The most recent illustration of Canberra’s moral bankruptcy on this question is the government’s effort to block investigations of international crimes against Israel at the International Criminal Court. Contrasting that to the position on Ukraine couldn’t be more glaring.

Coalition attempts to circumvent established international law as it applies to their Israeli chums is not new. In 2014, then attorney-general George Brandis suggested that the term occupied is “not helpful” when describing occupied East Jerusalem and then foreign minister Julie Bishop argued the word “illegal” should not be used to describe Israeli settlements in the West Bank.
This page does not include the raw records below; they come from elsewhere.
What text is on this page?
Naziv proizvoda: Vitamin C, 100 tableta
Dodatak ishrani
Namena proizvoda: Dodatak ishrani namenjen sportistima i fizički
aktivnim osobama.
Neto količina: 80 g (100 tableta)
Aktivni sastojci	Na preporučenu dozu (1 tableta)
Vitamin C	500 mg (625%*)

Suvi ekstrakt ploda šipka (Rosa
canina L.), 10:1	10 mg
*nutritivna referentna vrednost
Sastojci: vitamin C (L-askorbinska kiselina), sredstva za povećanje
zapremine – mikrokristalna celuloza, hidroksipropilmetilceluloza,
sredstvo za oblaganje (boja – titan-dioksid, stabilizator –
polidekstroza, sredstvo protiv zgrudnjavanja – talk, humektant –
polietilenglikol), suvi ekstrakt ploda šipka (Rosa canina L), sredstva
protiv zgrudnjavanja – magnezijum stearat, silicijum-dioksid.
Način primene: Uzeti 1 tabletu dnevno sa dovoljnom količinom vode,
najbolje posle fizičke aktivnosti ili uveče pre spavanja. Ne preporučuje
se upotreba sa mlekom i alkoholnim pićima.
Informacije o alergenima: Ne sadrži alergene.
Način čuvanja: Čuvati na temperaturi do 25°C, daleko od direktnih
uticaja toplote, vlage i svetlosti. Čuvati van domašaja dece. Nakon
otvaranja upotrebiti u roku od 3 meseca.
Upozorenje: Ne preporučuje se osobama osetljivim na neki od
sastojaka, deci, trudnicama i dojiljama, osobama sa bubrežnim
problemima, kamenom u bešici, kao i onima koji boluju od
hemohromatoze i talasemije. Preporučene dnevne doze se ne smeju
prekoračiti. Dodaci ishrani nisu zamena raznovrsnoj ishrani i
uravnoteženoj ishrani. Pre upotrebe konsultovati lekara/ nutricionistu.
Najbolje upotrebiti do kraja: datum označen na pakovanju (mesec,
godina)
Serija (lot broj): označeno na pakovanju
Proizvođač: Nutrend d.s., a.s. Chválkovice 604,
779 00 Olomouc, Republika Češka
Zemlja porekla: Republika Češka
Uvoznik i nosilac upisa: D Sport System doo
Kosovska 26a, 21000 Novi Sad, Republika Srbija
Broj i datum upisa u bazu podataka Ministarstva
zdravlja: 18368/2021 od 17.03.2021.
Upholding human rights, respecting international law and supporting humanitarian work are intertwined, and Australia appears to neglect all when it comes to Palestinians.

The government’s meagre and increasingly diminishing aid to Palestinians notwithstanding, the unprovoked, abrupt and heavy-handed decision on Hamas and its reaction to Amnesty’s report show the one-sided approach to in support of Israel and shut down any censure of it, without a speck of consideration for Palestinians.

In 2018, during the “march of return” in Gaza, Amnesty and others condemned Israel’s belligerence, including the killing of 60 unarmed Palestinians in one day. A UN Human Rights Council resolution calling for an international investigation of human rights violations was voted against by only two countries: the United States and Australia.

Later that year, The Australian Foundation for Palestinian Children (Olive Kids) facilitated urgent and necessary prosthetic and orthotic devices for the children, many shot in their lower limbs by Israeli snipers resulting in amputations. The effort was in collaboration with the Artificial Limb and Polio Centre (ALPC), an NGO established in 1976 and the oldest and first centre in Gaza providing such services. ALPC is managed under the Municipality of Gaza since 1999 and is supported by the International Committee of the Red Cross (ICRC) since 2007. With all of Gaza under the defacto rule of Hamas, the Australian government listing draws a redline straight though such collaborations, denying thousands of children lifechanging help.

Perhaps we shouldn’t be surprised that Australia and Israel with their shared origins in violent settler colonialism, feel compelled to protect each other while overlooking the colonial bondage and exploitation of the indigenous peoples under their control.

Humanitarian work in Palestine is arduous but crucial and human rights work is essential to facilitate it and ultimately end reliance on it. Sincerely helping Palestinians and uplifting their lives begins by dismantling apartheid, which in turn begins by dismantling Zionist colonisation, otherwise racial domination will persist and with it social and economic oppression. Only a process of decolonisation can bring change.

The work of humanitarian and human rights organisations won’t liberate Palestinians. It is up to those in Australia and around the world to heed the call to action and champion the rights of Palestinians today, ending their dehumanisation, debunking the myths that surround their presence in the land, rejecting political attempts at censorship, boycotting oppressors and their PR work and voting apologists for oppression out.

The time is now for the human rights of Palestinians, Ukrainians and Uyghurs to be equally seen through the lens of our humanity not of our colour, race, interest or politics.